Brexit negotiations are, in every sense, provoking anxiety in individuals and businesses.
Many are asking ‘how will my job be affected?’ ‘How many jobs will be impacted?’ ‘Will we see an exodus of talent?’ ‘Will we need visas to visit the European Union?’ Will our tax structures change?’ And quite rightly so. These are all valid concerns in the current climate.
Equally important questions include how Britain’s legal system, democratic institutions and law-making processes will change? And how will UK citizens working in the EU, and EU citizens working here, fare?
There are simply too many unknowns, but chief among these concerns is the UK’s uncertain economic condition and trading status with the EU.
Although all major financial institutions, and most large multinationals, have contingency plans in place to bolster their European operations and secure market access, their success depends on the eventual form and shape of any emerging Brexit deal.
There are four possible scenarios offering a platform upon which negotiations can be pursued:
1. The Norwegian model, or ‘soft-Brexit’ would see the UK join the European Economic Area and gain access to the Single European Market, freeing it from EU rules on agriculture and fisheries. This would facilitate the free movement of goods, services, capital and people within a system that ensures competition is not distorted and rules are respected. This would also mean that the UK accepts a number of EU rules while having no say in policy-making.
2. The Swiss model would make the UK independent of the EU and allow the negotiation of new trade treaties on a sector-by-sector basis. This would demand numerous bilateral trade arrangements, each taking several years to negotiate. Such a move would make the UK a mere observer of EU regulation, requiring fewer EU rules than the Norwegian model.
3. The Turkish model would allow the UK to enter into a Customs Union with the EU, offering access to the free market in manufactured goods and a common external tariff system. However, Article 8 of the Customs Union Agreement gives the EU influence over local law.
4. The Unilateral model, or hard-Brexit option, would result in the UK relying on its membership of the World Trade Organisation and trading accordingly. This means the UK would lose tariff-free access to its largest export destination, the Pan-European market, while becoming more exposed to low-cost competition.
Any one of these choices paints a stark picture for the future of the UK economy, but the fact remains that a decision must be made, and the sooner the better given the need to establish a firm position on UK-European trade.
Still not convinced? Then consider the following:
- The EU is by far the UK's largest trading partner. In 2016, UK exports to the EU were £241 billion (44% of all UK exports). UK imports from the EU were £312 billion (53% of all UK imports)
- Over £4 billion worth of exports are sold by the UK to EU countries each week
- The UK has a Foreign Direct Investment (FDI) stock of over £1 trillion, about half of which is from other members of the EU. Part of the UK’s attractiveness for foreign investors is that it brings easy access to the EU’s Single Market
- The UK’s financial services industry is the largest recipient of FDI
- In 2016 UK had a trade deficit of £71 billion with the EU. A surplus of £24 billion on trade in services was outweighed by a deficit of £96 billion on trade in goods
- Services accounted for 40% of the UK’s exports to the EU in 2016. Financial services and other business services are important categories of services exports to the EU.

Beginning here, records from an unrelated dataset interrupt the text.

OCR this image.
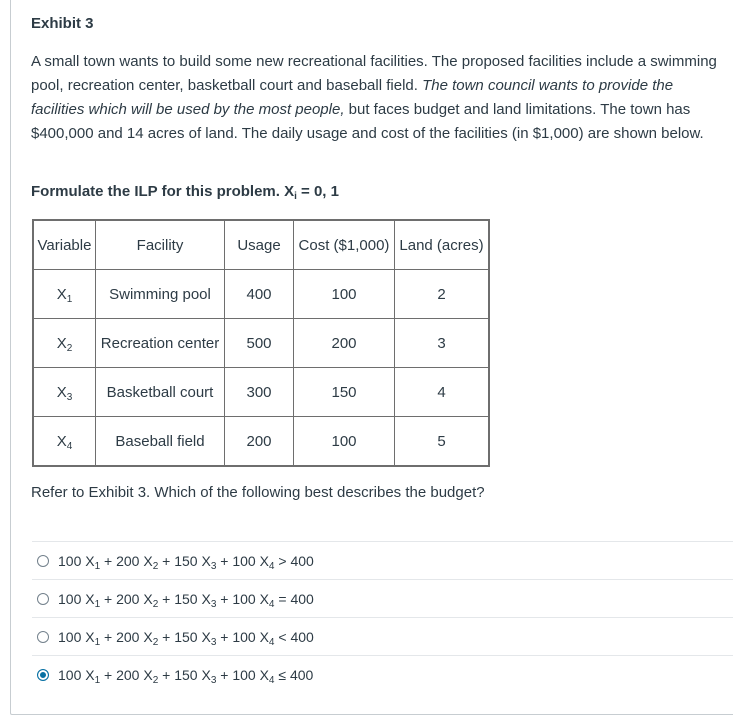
Exhibit 3
A small town wants to build some new recreational facilities. The proposed facilities include a swimming pool, recreation center, basketball court and baseball field. The town council wants to provide the facilities which will be used by the most people, but faces budget and land limitations. The town has $400,000 and 14 acres of land. The daily usage and cost of the facilities (in $1,000) are shown below.
Formulate the ILP for this problem. $X_i = 0$, 1
Variable	Facility	Usage	Cost ($1,000)	Land (acres)
$X_1$	Swimming pool	400	100	2
$X_2$	Recreation center	500	200	3
$X_3$	Basketball court	300	150	4
$X_4$	Baseball field	200	100	5
Refer to Exhibit 3. Which of the following best describes the budget?
100 $X_1 + 200$ $X_2 + 150$ $X_3 + 100$ $X_4 > 400$
100 $X_1 + 200$ $X_2 + 150$ $X_3 + 100$ $X_4 = 400$
100 $X_1 + 200$ $X_2 + 150$ $X_3 + 100$ $X_4 < 400$
100 $X_1 + 200$ $X_2 + 150$ $X_3 + 100$ $X_4 \le 400$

The evidence is undeniable. The UK ideally needs to secure an amicable, soft-Brexit.
Cooperation remains profoundly important for both the EU and UK. We are all facing grand challenges, including climate change, a depletion of the world’s natural resources, ageing societies, workforce digitalisation, and social inequalities. These can only be addressed through coordinated and collaborative efforts.
We must find a way to re-model the UK's relationship with the EU and secure a more positive footing. Whichever new framework finally emerges, it must recognise that economics and politics are never neatly aligned, but ultimately economics must take precedence.